Manchester Universities Catholic Chaplaincy
“It is possible for each one of us to meet the Son of God, experiencing all of his love and infinite mercy. We are able to recognize Him in the faces of our brothers and sisters, especially in the poor, the sick, the imprisoned, the displaced: they are the living flesh of the suffering Christ and the visible image of the invisible God” – Pope Francis, Angelus 11/01/2015
Really?! What do homeless, alcoholic, drug addict can possibly have to do with Jesus? How could St Francis hug a leper, how could St Teresa live among the poorest of Calcutta? I mean, I can understand social workers – it’s their job after all. It’s good if someone does some street cleaning from time to time. Life on the street is dirty, smelly and desperate. Lock these wrecks somewhere we cannot see them! Right?
Then I joined the Chaplaincy SVP, beginning to go out for evening food runs once a week. And the unexpected happened. Instead of faceless tramps I met human beings, like me. With fears, wounds, hopes I can relate to only too well. In pain, scared, bitter, because the life they are living is painful, scary and though. But also capable of smiling with the sincerity of a child when somebody offers them a brew in a cold night.
I met people who refused that extra sandwich: “Cheers mate, but save it for somebody else who would need it tonight. I have enough food.” I talked with an old man, more than 30 years on the street, his short-term memory gone after an heart attack, whose way to say goodbye was a sincere “Oh man, I love life”. I felt a terrible pang of sadness in front of that kid crushed by his drug problems and sense of guilt. I didn’t know I could feel that way for total strangers, as if they were brothers.

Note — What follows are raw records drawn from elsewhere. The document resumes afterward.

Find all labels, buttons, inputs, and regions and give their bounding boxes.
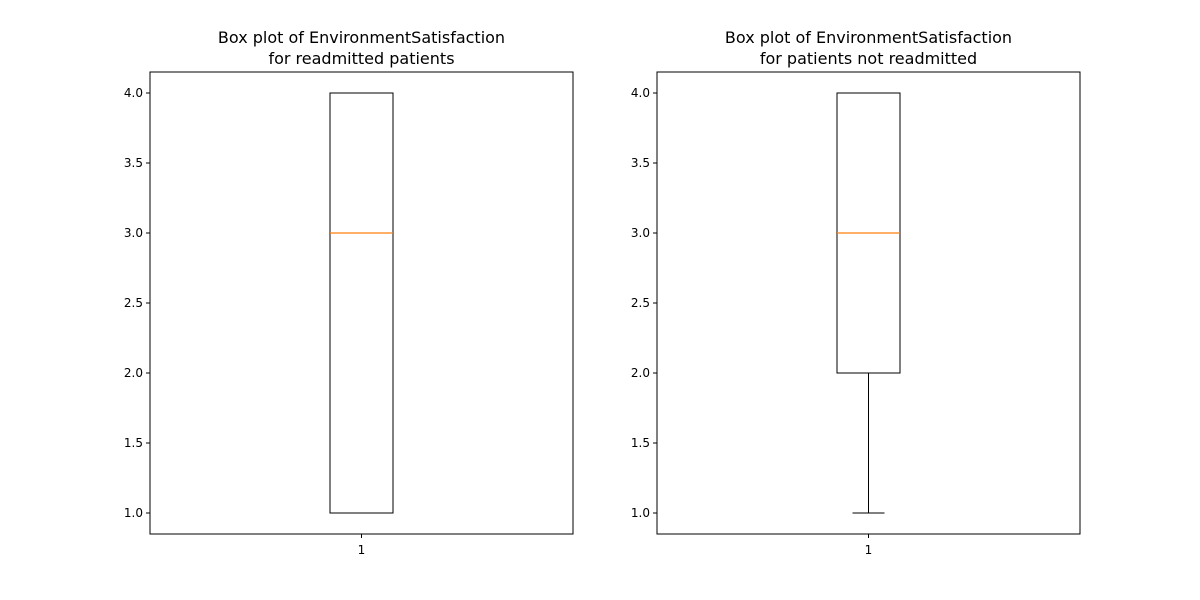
axes-frame — [149, 71, 574, 535]
x-tick-label: 1 — [865, 543, 873, 557]
chart-title-line-1: Box plot of EnvironmentSatisfaction — [725, 28, 1012, 47]
y-tick-label: 4.0 — [124, 86, 143, 100]
chart-title-line-1: Box plot of EnvironmentSatisfaction — [218, 28, 505, 47]
x-tick-label: 1 — [358, 543, 366, 557]
y-tick-label: 2.0 — [124, 366, 143, 380]
y-tick-label: 2.5 — [631, 296, 650, 310]
y-tick-label: 1.0 — [124, 506, 143, 520]
chart-title-line-2: for readmitted patients — [268, 49, 454, 68]
y-tick-label: 3.5 — [631, 156, 650, 170]
boxplot-panel-2: Box plot of EnvironmentSatisfaction for p… — [631, 28, 1081, 557]
y-tick-label: 4.0 — [631, 86, 650, 100]
y-tick-label: 1.5 — [124, 436, 143, 450]
boxplot-panel-1: Box plot of EnvironmentSatisfaction for r… — [124, 28, 574, 557]
chart-title-line-2: for patients not readmitted — [760, 49, 977, 68]
chart-title: Box plot of EnvironmentSatisfaction for r… — [218, 28, 505, 68]
y-tick-label: 1.5 — [631, 436, 650, 450]
y-tick-label: 3.0 — [124, 226, 143, 240]
box-iqr — [329, 92, 394, 514]
y-tick-label: 2.0 — [631, 366, 650, 380]
y-tick-label: 2.5 — [124, 296, 143, 310]
y-tick-label: 3.5 — [124, 156, 143, 170]
y-tick-label: 1.0 — [631, 506, 650, 520]
y-tick-label: 3.0 — [631, 226, 650, 240]
chart-title: Box plot of EnvironmentSatisfaction for p… — [725, 28, 1012, 68]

You know, perhaps I’m beginning to understand what the Pope meant last year.
~ Luca (SVP Volunteer)
When I first signed up to be a Vincentian Volunteer, I must confess that I did not completely understand what it meant to be a Vincentian. I knew that it had to do with St. Vincent de Paul who spent his life serving the poor and less fortunate, and that was enough for me. I am now 4 months into the programme and have realized that the term “Vincentian” has different interpretations depending on the individual and the circumstances. So what does the term “Vincentian” mean to me at this point in my journey?

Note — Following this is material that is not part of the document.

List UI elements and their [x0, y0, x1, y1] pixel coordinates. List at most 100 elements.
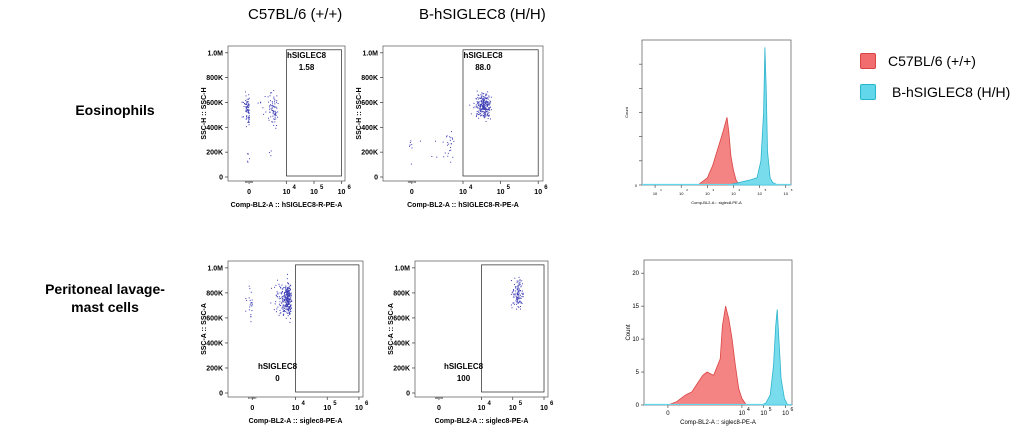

First off I believe there is a slight difference in what a Vincentian does vs what a Vincentian is. Many say a Vincentian is one that alleviates the suffering and addresses the needs of those living in poverty. That is true, but I feel that is more of what a Vincentian does. A Vincentian, to me, is almost more of a state of mind – a different way to see people and the world around us, particularly in regards to those suffering from poverty. Poverty can take many forms. It can mean a lack of money, but it can also refer to a suffering or lack of something crucial in life.
Here are some of my thoughts:
I strive every day to embrace and live up to these ideals, but I am still learning and transforming. It is a life-long journey and my 10 months as a Vincentian Volunteer in the UK is only one chapter in that journey and I am loving every minute of it. I can’t wait to see what God has in store for me each and every day!